We developed a protocol that is fast, sensitive and reproducible for pathogen gene expression profiling during an infection.
对于大多数哺乳动物病原体,基因表达谱研究已经通过技术困难限于准确地从感染组织量化病原体基因转录。病原RNA构成从被感染的组织样本中分离出的总RNA的一小部分。这两种芯片和RNAseq技术在产生困难可靠的读取为弱表达病原体的基因。突变的病原体菌株具有降低体内扩散构成了更大的挑战。在这里,我们描述了一种在体内基因表达谱协议,这是非常快速的,极其敏感的和高重现性的。我们在我们的血行播散性念珠菌的鼠模型的真菌病原体白色念珠菌的调查过程中开发了这个协议。使用这个协议,我们已经证明动态调节C.时程肾脏感染期间白色念珠菌基因的表达,并发现了意想不到的功能基因表达反应抗真菌药物治疗的体内 。
基因表达的动态保存有关细胞如何响应环境变化的重要信息。在一个微生物感染的情况下,基因表达数据可提供有关如何病原体适应于感染环境造成损害到主机临床相关的见解。在过去的二十年里, 无论是在体外和体内基因表达研究已经产生大量的数据,并奠定了基础,了解感染生物学1-3。然而,目前的分析技术,包括芯片和RNAseq,是不是最佳的病原体基因表达的感染过程中剖析。宿主RNA构成从感染的组织样品中分离的总RNA的压倒性部(通常> 99%)。主机RNA有助于对芯片高背景,而占主导地位序列从RNAseq读取。从感染组织病原体细胞分离,在理论上,可以帮助以富集病原体RNA,但它提出了另外人的问题:它需要大量的感染组织;该过程可能是乏味;而且最重要的,所以很难在冗长的过程,以节省天然状态或RNA的完整性。为了产生过程中真正的感染病原基因的表达更全面,更准确的数据,我们着手开发一个协议,允许少数RNA分子的可靠和具有成本效益的量化在混合RNA群。
NanoString NCounter酒店是最近开发的平台使用数字条形码探针对4,5,该平台具有灵敏度水平比得上QRT-PCR的,但不要求酶促扩增,使基因表达的直接复用的测量。该技术并不全基因组,它可以检测在每个测定高达800种不同的基因。因此,关键是要选择信息的基因作为探针进行性能分析。在这里,我们使用基因表达分析的主要嗡嗡声的研究一个病原体,白色念珠菌,在侵入性感染,例如,以证明:1)的实验程序(协议)的技术细节,2)该方法的灵敏度,再现性和动态范围(代表性的结果),和3)重要考虑用于设计和执行基于这个协议(讨论)的实验。该协议可以很容易地适用于各种病原体,并已在许多感染模型6-9得到成功应用。

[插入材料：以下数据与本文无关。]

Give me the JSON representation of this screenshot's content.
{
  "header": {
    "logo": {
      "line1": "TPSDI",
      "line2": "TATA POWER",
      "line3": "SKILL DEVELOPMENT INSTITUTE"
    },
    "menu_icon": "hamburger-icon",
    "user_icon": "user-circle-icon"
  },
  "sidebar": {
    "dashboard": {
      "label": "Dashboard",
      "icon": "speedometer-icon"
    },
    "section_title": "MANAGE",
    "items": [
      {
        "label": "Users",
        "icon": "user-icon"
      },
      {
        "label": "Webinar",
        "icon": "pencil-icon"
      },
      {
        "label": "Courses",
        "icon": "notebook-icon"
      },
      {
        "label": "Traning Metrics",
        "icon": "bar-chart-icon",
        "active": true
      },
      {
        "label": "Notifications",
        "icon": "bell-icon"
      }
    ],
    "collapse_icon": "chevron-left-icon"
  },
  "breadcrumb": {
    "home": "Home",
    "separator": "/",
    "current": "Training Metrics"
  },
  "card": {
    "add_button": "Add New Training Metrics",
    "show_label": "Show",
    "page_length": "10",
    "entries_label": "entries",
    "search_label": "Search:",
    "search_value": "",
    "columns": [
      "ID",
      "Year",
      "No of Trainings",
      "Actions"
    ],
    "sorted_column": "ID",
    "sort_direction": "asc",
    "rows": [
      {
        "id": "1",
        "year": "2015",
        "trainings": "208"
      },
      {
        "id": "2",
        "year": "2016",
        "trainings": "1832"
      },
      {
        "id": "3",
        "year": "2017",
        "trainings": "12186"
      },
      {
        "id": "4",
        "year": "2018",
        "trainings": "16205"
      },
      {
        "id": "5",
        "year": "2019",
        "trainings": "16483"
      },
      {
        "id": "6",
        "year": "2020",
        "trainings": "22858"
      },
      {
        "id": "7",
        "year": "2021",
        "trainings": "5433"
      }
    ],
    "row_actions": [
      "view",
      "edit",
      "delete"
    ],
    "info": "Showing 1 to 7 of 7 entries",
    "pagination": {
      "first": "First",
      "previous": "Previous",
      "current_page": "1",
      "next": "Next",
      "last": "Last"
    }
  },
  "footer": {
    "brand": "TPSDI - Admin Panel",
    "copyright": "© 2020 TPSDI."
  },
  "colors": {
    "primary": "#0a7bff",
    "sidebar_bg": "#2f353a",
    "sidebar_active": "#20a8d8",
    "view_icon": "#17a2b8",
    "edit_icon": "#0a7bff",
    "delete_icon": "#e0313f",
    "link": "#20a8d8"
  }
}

该协议开发,优化感染使用nanoString NCounter酒店平台的微生物的转录谱。整个过程,从组织收集到的表达数据,需要不到48小时。动手时间约4小时的12个样品。在这个协议中的一个关键的变量是缓冲RLT的加入到组织上的第一步骤的量。太多缓冲器会稀释匀浆,并导致降低的RNA浓度,而过少缓冲器可能导致苯酚氯仿提取步骤后形成粘性凝胶的,离开RNA回收无水相。缓冲RLT为小鼠组织(假设典型大小)的经验确定最佳体积为:肾(1.2毫升),舌(1.0毫升)和肺(2.0毫升)中。对于病原微生物,特别是这些丝状的形式不断壮大,珠跳动一步,有助于破开厚厚的细胞壁充分释放细胞内容物。在洗脱工序中,为了提高最终核糖核酸浓度,在第一轮洗脱液可加回到柱中,洗脱第二次。大约总的组织的RNA的100微克可以从一个RNeasy旋转柱(〜2微克/微升×50微升)进行回收。如果需要较大的RNA量,第二制备可以从剩余的组织匀浆进行。直到RNA浓度进行了测量不处置剩余的匀浆,以防万一。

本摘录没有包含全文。